The Government expected that governors would be the scourge of wayward heads and teachers. Instead, they are as likely to line up behind their staff, even if they get a poor inspectors' report, appoint a lesbian headteacher or go beyond what John Patten thinks is appropriate in sex education.

Janet Jennings does not think this is surprising. On the whole, she says, governors are not very political and they get to know their teachers well. Many admit they take on the job pleased to help their schools.

The independent National Association of Governors and Managers (NAGM) believes the Government is partly to blame if some governors are now feeling stressed, says Walter Ulrich, its press officer. 'The Government should have made it clear that this is a serious public office. Some of its advertising literature underplayed this in a quite disgraceful way.'

It took some time for the Department for Education to realise that the new school governors were not necessarily their allies. Support for the school testing boycott last year astonished the department, says Keith Beck, who describes the civil servants as 'completely out of touch'.

Further evidence of disaffection is emerging as governing bodies comply with the law that insists they put the option of grant-maintained status on their agenda every year. 'I think a lot of governors are outraged and fed up at being told what to do in this high-handed way,' says Janet Jennings.

The Association of Metropolitan Authorities, which has monitored the exercise, says that, of the 2,300 schools which have obeyed the law so far, 99 per cent of primaries and 97.5 per cent of secondaries have decided not to ballot parents.

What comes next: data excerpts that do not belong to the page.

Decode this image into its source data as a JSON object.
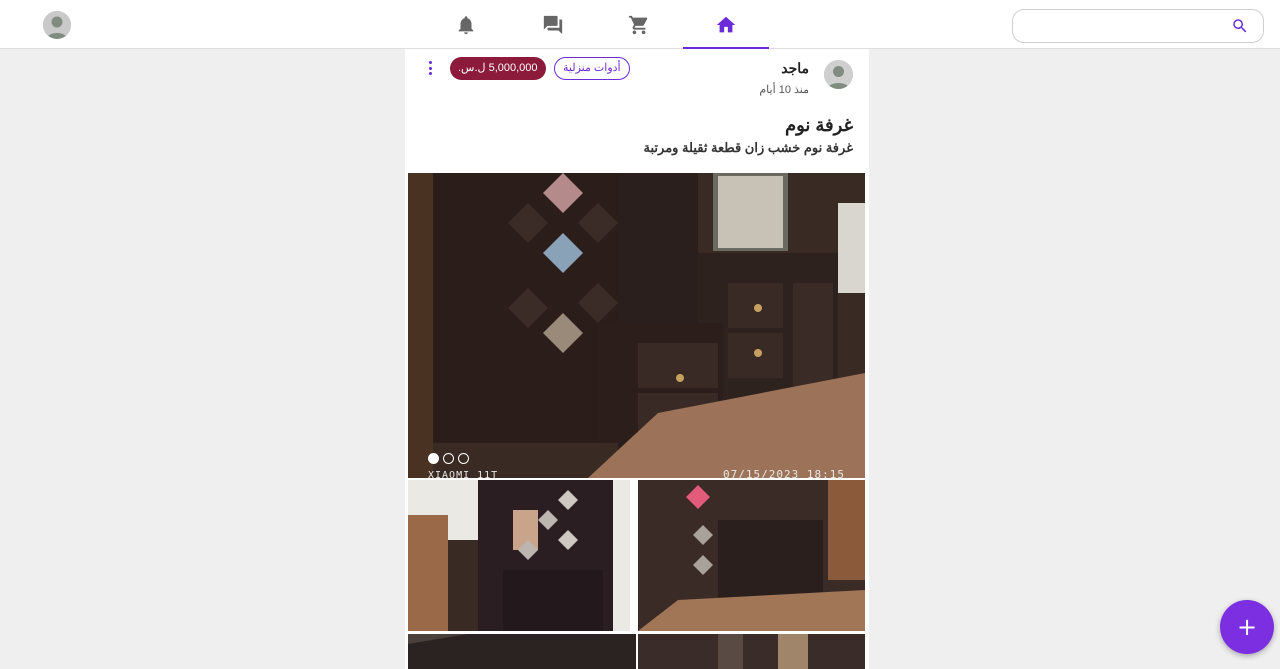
{
  "nav": {
    "tabs": [
      {
        "name": "notifications",
        "icon": "bell-icon",
        "active": false
      },
      {
        "name": "messages",
        "icon": "chat-icon",
        "active": false
      },
      {
        "name": "cart",
        "icon": "cart-icon",
        "active": false
      },
      {
        "name": "home",
        "icon": "home-icon",
        "active": true
      }
    ],
    "search": {
      "value": "",
      "placeholder": ""
    }
  },
  "post": {
    "author": "ماجد",
    "time": "منذ 10 أيام",
    "price": "5,000,000 ل.س.",
    "category": "أدوات منزلية",
    "title": "غرفة نوم",
    "description": "غرفة نوم خشب زان قطعة ثقيلة ومرتبة",
    "main_image": {
      "stamp_left": "XIAOMI 11T",
      "stamp_right": "07/15/2023  18:15",
      "slide_count": 3,
      "active_slide": 1
    }
  },
  "colors": {
    "accent": "#6c2bd9",
    "price_badge": "#8b1a3b",
    "fab": "#7b2fe0"
  },
  "fab": {
    "label": "+"
  }
}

Governors in more than a third of local authority areas, unhappy with the isolated role allotted to them by the new legislation, have set up associations to promote co- operation between schools and consultation with local education authorities. This is not quite what the Government envisaged.

Ken Young is trying to persuade community groups and business interests to draw up a plan to sort out the problem of surplus places. He says schools that lose the fight for pupils, and therefore funding, will have to close. 'But to let that happen by attrition is no solution. Planning is essential.'

Keith Beck wants to see a national forum for governors launched by this autumn. His plans are going ahead despite opposition from NAGM and a suspicious amount of encouragement from the education department which, it is thought, sees governor associations as a possible successor to LEAs.

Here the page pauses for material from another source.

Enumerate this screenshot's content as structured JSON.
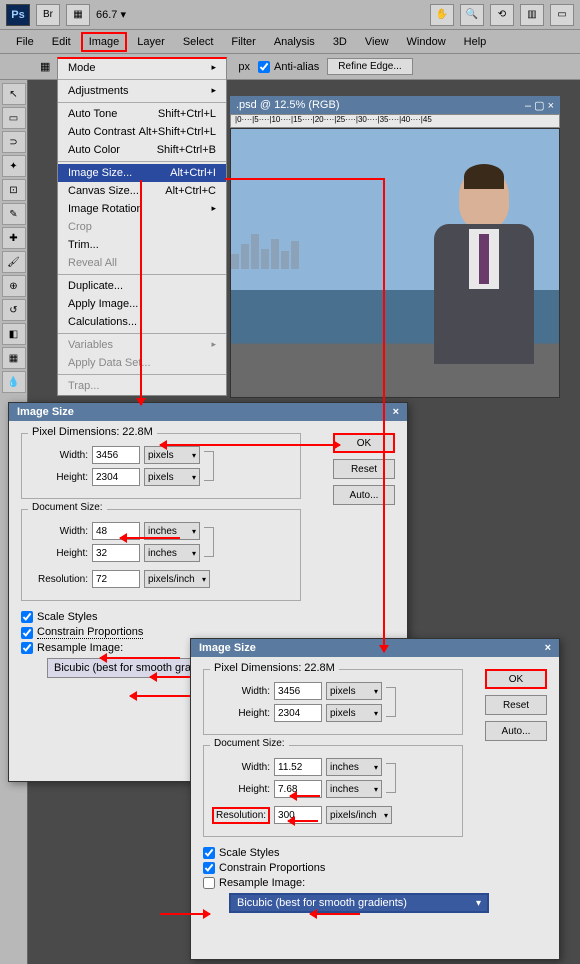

'Our objective is simple,' Mr Beck says. 'Governors now have enormous responsibilities and no voice. We won't get a consensus among governors, but we can produce a range of opinions from the grassroots on policy issues which affect us all and use those to get governors into the political debate. We want our views to be heard before the decisions are taken.'

HOW THE LIST OF RESPONSIBILITIES HAS GROWN

WHAT do governors do? Their responsibilities include:

Deciding school policy on a range of issues in co-operation with the head, who has day-to- day control of management.

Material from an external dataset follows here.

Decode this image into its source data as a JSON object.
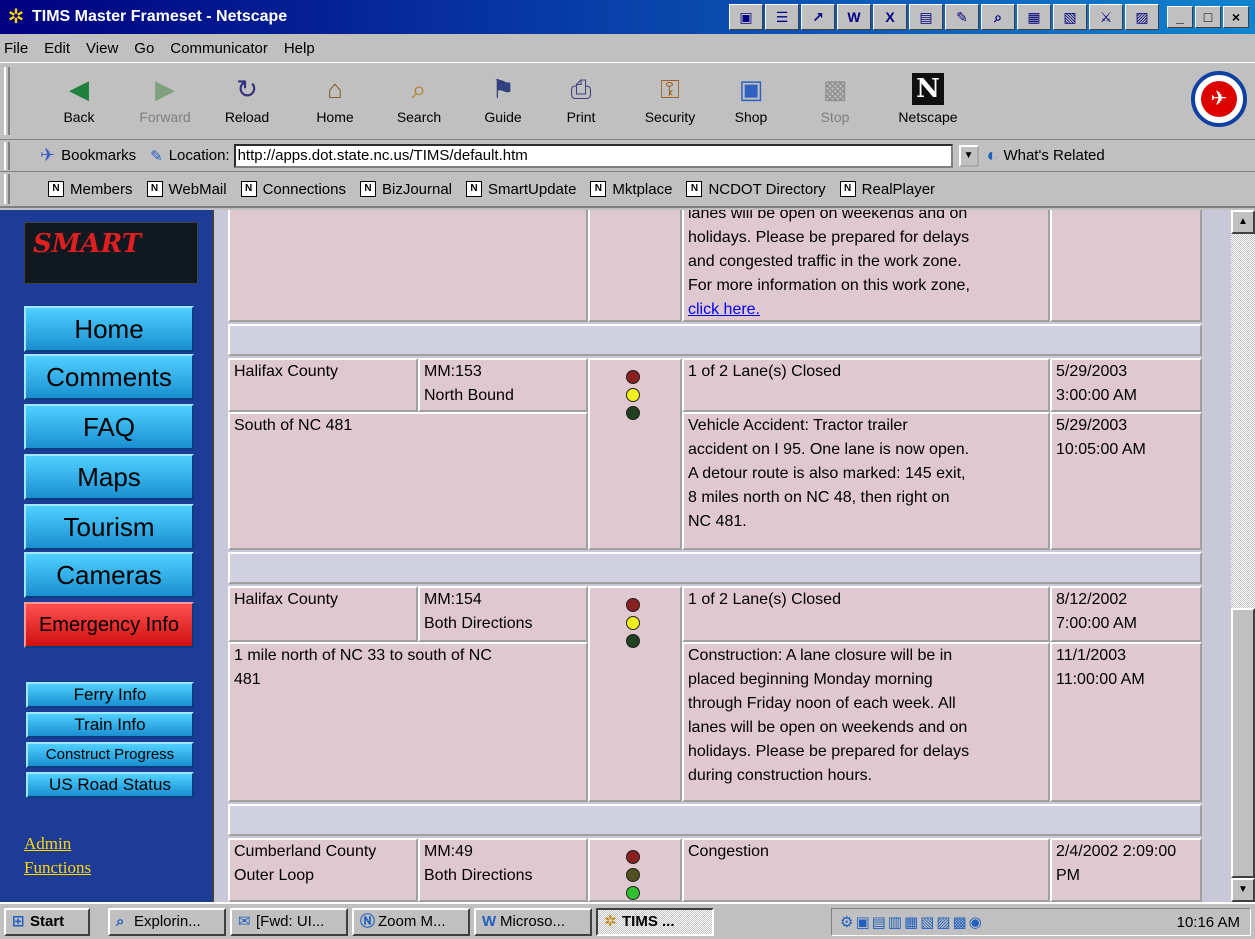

Agreeing school charging, sex education and discipline policies.

Assisting in selection of staff.

Disciplining and promoting staff.

Ensuring that the national curriculum and religious education are taught.

Approving the school's budget.

Controlling school premises.

Ensuring that special educational needs are met.

Handling parents' complaints.

Hearing appeals from parents whose children have been excluded from school.

Reporting annually to parents.

Preparing and implementing an action plan after an inspection.

Initiating a parental ballot on grant-maintained status.